Is this what “erotica for women” is really like?

I recently downloaded a book that I thought would be an erotic thriller, which is very different from straight-up erotica. It had elements of mystery in it, but I would classify it as erotica if it came down to it.

Anyway, in the front matter, there was a warning that the author writes “erotica for women”. Well, okay, I’m not a woman, but I’ll read it anyway.

I came away from the book wondering if that’s what “erotica for women” is really like.

  • There’s an awful lot of specific descriptions of brands and styles of clothes and shoes.
  • I’m pretty sure the author is British, and she uses the word “knob” to describe a penis on several occasions. She also uses dick and penis. However, when referring to the main character’s sexual organ, it’s always “pussy”. (To be fair, in Shell Game my female main character calls hers her “cunt”, so who knows?)
  • I recall exactly one instance of condom use in the book, and no discussions of birth control, sexual health, or safer sex outside of that single scene.
  • The main character tends to fail upward throughout the book. I mean, she is white, and that is a thing that generally happens for attractive white women, so. She quits her HR job, gets a job at a restaurant, gets fired, ends up on the street, luckily bumps into an old friend, ends up moving to Germany with that friend, and gets hired as an escort by the service where the friend works. That doesn’t seem realistic to me.
  • There are two instances where the main character has sex with someone with a large penis, and it seems to be all that’s on her mind — how big it is.

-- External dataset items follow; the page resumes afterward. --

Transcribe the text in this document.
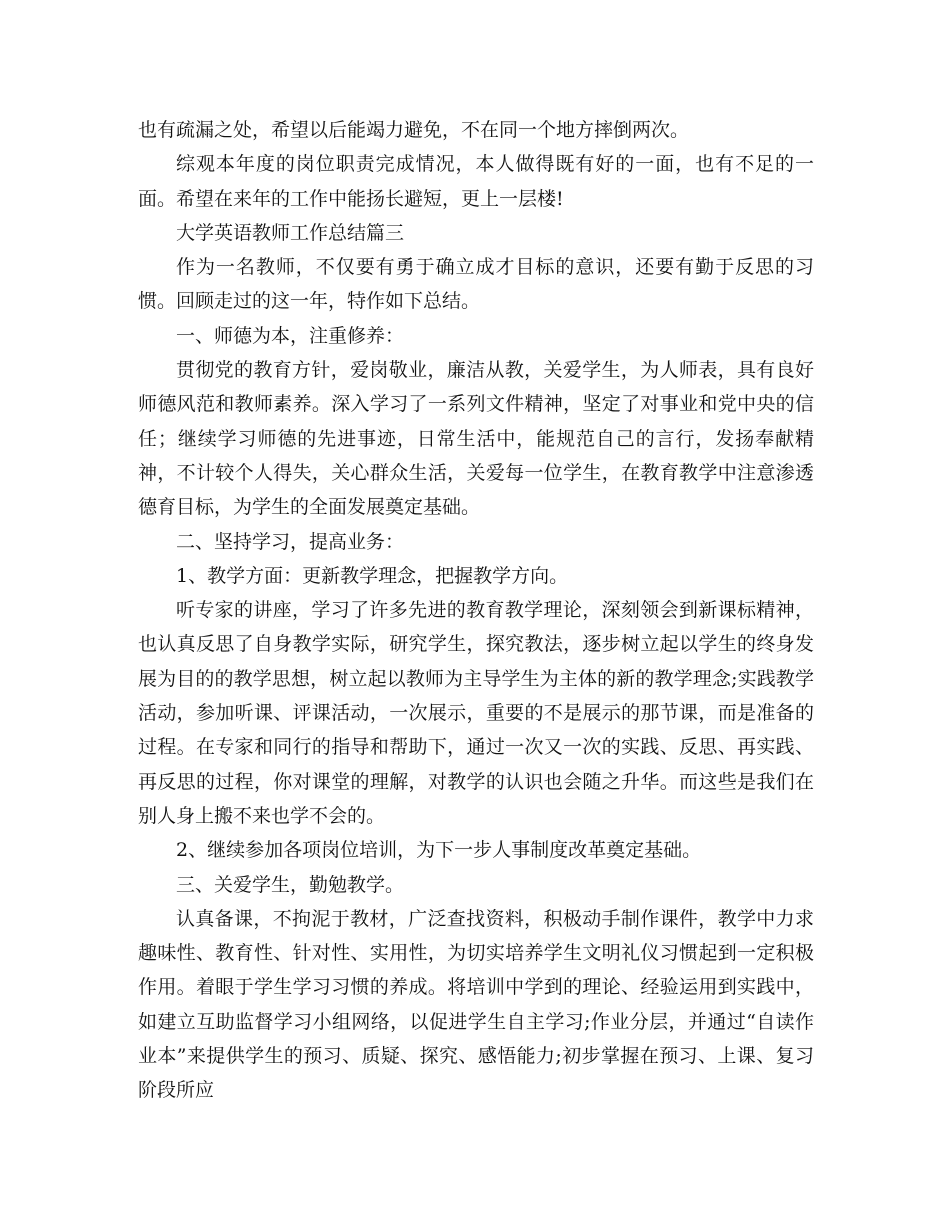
也有疏漏之处，希望以后能竭力避免，不在同一个地方摔倒两次。

综观本年度的岗位职责完成情况，本人做得既有好的一面，也有不足的一面。希望在来年的工作中能扬长避短，更上一层楼!

大学英语教师工作总结篇三

作为一名教师，不仅要有勇于确立成才目标的意识，还要有勤于反思的习惯。回顾走过的这一年，特作如下总结。

一、师德为本，注重修养：

贯彻党的教育方针，爱岗敬业，廉洁从教，关爱学生，为人师表，具有良好师德风范和教师素养。深入学习了一系列文件精神，坚定了对事业和党中央的信任；继续学习师德的先进事迹，日常生活中，能规范自己的言行，发扬奉献精神，不计较个人得失，关心群众生活，关爱每一位学生，在教育教学中注意渗透德育目标，为学生的全面发展奠定基础。

二、坚持学习，提高业务：

1、教学方面：更新教学理念，把握教学方向。

听专家的讲座，学习了许多先进的教育教学理论，深刻领会到新课标精神，也认真反思了自身教学实际，研究学生，探究教法，逐步树立起以学生的终身发展为目的的教学思想，树立起以教师为主导学生为主体的新的教学理念;实践教学活动，参加听课、评课活动，一次展示，重要的不是展示的那节课，而是准备的过程。在专家和同行的指导和帮助下，通过一次又一次的实践、反思、再实践、再反思的过程，你对课堂的理解，对教学的认识也会随之升华。而这些是我们在别人身上搬不来也学不会的。

2、继续参加各项岗位培训，为下一步人事制度改革奠定基础。

三、关爱学生，勤勉教学。

认真备课，不拘泥于教材，广泛查找资料，积极动手制作课件，教学中力求趣味性、教育性、针对性、实用性，为切实培养学生文明礼仪习惯起到一定积极作用。着眼于学生学习习惯的养成。将培训中学到的理论、经验运用到实践中，如建立互助监督学习小组网络，以促进学生自主学习;作业分层，并通过“自读作业本”来提供学生的预习、质疑、探究、感悟能力;初步掌握在预习、上课、复习阶段所应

In another scene, she sees her lover’s penis and notes that “it’s not the biggest she’d ever seen”. I know there are size queens out there, but is this really something that goes through women’s minds?
  • I don’t think cunnilingus happened more than once in the book.
  • The main character refers to her breasts as “pert”. That struck me oddly.
  • The book ends with one of the main character’s lovers proposing to her after they’ve only known each other for a few weeks and, as far as I could tell, only had sex once. Now that is unrealistic. At least, it is in my mind.

I suppose I should read more erotica to get a feel for what other people are writing, but honestly I’d rather not. I don’t want my stories to be like other people’s — at least, not on purpose. And I want them to be realistic. Maybe when women go out on fancy dates to expensive restaurants they think about brand names of dresses and shoes, and maybe I just don’t like to write about women like that. I like my female characters to be down-to-earth when I’m writing contemporary erotica. They have normal jobs, normal lives, and normal clothes. (Except for Julianna, but even she is a normal person, when you get right down to it.)

I know that women like my erotica — they have told me so (although I could always use more reviews, hint hint) — but I don’t write “erotica for women”. I write erotica for everyone. Or, at least, that’s what I try to do. You’ll have to tell me if I’m succeeding.